Overall, as several studies have reviewed the effectiveness of many medicines in the management of agitation and aggression in patients with schizophrenia and other major mood disorders, clozapine was found to be the most effective in reducing violent behavior in patients with schizophrenia. As a close second choice, olanzapine was found to be very effective as well. For patients with bipolar disorder, lithium was an effective choice; but anticonvulsants did not show any promise. In review, Volavka and Citrome state that other antipsychotics did not show any effective qualities in reducing aggressive behavior either.

While there are other reasons children experience hallucinations, psychiatric disorders may be the root cause.  For example, schizophrenia, schizophreniform disorders, and mood disorders with psychotic features all include hallucinations as symptoms.[6] However, there are other psychiatric disorders in which hallucinations are not symptoms of, but can occur as associated symptoms.¹ Examples of such disorders are ADHD, disruptive disorders, anxiety disorders, posttraumatic stress disorder, dissociative disorders, and oppositional defiant disorder.¹ Also, some medicines, such as steroids, anticholinergics, and stimulants, can cause hallucinations to occur, as well as the abuse of illegal substances.¹ Children may also form hallucinations to deal with abuse or in mourning of a deceased parent.[7]

There are also many medical causes for hallucinations, including metabolic disorders, fever, and infections.[8] Also, seizure disorders can cause hallucinations, although rare. Usually the hallucinations associated with seizures are unformed, such as flashing lights or rushing noises, or formed, such as images, spoken words, or music.¹ Migraines, which occur in about five percent of children, often cause visual hallucinations.[9]

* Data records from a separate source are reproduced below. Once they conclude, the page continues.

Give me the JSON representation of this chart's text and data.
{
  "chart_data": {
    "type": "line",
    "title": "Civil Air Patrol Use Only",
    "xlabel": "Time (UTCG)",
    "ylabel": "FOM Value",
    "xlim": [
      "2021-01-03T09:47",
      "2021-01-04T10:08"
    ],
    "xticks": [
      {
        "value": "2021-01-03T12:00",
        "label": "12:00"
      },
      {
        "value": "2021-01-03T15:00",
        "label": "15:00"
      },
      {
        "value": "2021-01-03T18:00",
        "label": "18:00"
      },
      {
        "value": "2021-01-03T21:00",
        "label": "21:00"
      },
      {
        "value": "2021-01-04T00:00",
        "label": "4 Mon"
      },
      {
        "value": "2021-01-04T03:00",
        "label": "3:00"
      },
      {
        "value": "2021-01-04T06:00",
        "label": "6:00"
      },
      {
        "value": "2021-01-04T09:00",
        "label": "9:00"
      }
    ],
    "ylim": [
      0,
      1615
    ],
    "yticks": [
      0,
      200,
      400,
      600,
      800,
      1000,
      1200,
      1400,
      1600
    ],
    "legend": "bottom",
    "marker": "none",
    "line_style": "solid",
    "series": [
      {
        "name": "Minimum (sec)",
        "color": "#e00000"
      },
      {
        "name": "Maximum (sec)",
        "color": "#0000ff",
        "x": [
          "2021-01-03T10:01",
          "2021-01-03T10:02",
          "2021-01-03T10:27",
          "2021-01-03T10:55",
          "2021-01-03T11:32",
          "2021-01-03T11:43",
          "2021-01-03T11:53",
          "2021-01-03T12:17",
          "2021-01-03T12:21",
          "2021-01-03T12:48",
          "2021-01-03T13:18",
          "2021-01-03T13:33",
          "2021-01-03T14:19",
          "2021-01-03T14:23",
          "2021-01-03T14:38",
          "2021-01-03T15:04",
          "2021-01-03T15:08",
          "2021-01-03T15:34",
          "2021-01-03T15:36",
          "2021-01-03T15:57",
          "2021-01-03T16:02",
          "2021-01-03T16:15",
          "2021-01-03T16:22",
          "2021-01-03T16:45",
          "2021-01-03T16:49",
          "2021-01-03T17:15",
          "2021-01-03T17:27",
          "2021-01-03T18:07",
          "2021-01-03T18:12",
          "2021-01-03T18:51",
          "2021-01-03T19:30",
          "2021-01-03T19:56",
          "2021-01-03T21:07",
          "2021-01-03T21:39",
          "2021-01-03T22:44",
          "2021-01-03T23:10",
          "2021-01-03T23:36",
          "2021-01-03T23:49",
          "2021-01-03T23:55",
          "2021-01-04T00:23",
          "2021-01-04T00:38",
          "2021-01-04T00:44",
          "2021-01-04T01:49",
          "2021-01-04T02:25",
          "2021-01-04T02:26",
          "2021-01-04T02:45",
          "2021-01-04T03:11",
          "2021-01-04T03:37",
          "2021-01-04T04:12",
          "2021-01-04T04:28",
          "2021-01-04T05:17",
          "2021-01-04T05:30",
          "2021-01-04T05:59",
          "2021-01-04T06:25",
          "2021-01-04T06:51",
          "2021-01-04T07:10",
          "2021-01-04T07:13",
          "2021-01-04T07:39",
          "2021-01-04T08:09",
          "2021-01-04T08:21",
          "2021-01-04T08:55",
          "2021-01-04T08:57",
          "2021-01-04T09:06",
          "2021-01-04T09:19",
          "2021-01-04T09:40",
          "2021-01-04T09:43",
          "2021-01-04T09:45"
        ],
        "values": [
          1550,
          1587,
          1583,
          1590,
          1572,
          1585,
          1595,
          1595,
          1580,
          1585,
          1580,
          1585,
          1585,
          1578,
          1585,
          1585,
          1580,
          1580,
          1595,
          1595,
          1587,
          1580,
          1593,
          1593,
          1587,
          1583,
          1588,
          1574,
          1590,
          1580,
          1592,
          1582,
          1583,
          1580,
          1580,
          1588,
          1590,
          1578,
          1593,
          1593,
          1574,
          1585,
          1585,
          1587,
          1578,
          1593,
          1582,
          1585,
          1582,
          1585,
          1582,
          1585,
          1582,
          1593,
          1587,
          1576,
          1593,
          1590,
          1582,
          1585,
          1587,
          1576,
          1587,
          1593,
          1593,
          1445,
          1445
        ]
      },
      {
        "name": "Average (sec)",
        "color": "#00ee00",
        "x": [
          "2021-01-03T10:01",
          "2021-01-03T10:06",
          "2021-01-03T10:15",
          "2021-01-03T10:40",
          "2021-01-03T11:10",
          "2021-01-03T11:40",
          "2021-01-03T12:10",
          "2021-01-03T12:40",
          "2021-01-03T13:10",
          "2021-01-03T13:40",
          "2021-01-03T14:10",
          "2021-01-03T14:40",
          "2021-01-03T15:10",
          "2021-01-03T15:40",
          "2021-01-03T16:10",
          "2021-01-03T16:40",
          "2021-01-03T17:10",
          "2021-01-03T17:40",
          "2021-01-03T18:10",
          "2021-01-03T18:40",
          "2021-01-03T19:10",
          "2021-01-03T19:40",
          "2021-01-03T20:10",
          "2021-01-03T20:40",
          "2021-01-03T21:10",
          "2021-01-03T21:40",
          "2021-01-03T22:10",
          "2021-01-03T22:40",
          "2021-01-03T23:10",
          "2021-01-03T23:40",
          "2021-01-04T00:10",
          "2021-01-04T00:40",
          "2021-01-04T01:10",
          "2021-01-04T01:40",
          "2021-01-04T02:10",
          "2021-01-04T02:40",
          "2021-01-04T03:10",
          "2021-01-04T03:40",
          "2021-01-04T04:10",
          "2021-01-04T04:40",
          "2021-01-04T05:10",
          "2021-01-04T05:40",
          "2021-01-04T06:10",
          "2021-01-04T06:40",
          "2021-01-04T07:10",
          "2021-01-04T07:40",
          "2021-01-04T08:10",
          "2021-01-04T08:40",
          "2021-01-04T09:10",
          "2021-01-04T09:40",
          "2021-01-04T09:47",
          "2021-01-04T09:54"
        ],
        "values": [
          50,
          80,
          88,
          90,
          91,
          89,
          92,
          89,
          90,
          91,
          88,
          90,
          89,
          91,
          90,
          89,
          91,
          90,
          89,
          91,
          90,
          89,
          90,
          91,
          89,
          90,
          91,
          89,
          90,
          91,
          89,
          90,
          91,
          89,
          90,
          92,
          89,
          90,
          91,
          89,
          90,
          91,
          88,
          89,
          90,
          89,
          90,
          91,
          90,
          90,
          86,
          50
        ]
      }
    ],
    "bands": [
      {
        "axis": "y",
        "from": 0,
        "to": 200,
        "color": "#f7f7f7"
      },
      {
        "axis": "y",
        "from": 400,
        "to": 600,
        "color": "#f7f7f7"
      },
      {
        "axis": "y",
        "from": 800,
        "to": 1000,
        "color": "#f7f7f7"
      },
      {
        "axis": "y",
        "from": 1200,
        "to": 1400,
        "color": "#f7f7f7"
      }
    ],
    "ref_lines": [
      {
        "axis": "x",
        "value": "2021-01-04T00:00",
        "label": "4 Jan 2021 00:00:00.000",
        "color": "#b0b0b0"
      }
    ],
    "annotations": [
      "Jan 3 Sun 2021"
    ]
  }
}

Despite the cause of hallucinations, there are treatment options. First and foremost, addressing any underlying medical or psychiatric condition is imperative, including substance abuse.¹ While there is no age at which it is better to begin treatment for children at risk for developing a psychotic disorder, the earlier the symptoms are noted, the better. Although many assessment scales that aid in early identification are not standardized for children, there are some that can still assess a child accurately, including the Scale of Prodromal Symptoms, Structured Interview for Prodromal Symptoms, Comprehensive Assessment of At-Risk Mental States, and the Bonn Scale for the Assessment of Basic Symptoms.¹ Also, a child may be considered to be prodromal if there has been a 30 percent drop in their Global Assessment Functioning score within the past month or if a relative has affective or nonaffective psychotic disorder or schizotypal personality disorder.[10]

While treating a child with antipsychotics should be done cautiously, the use of cognitive-behavioral therapy (CBT) is safe and effective.¹ CBT is known to slow the progression of a child to psychosis, especially in high-risk patients.[11] The focus of the therapy is on the underlying and personalized meaning of the hallucinations, and the child learns to understand what the hallucinations mean, how they began, what they are, and how the child can stop them.[12] Coping strategies, including “normalizing” the hallucinations, are used.[13] The therapist oftentimes explains the common reasons the hallucinations occur, including lack of sleep, isolation, extreme stress, fever, lack of food, and substance abuse.¹ Also, the child learns that the voices are only real if they believe them, learning to cope with the hallucinations by humming, listening to music, reading, exercising, singing, taking medicine, and ignoring them.¹ Through CBT, children are able to control their hallucinations.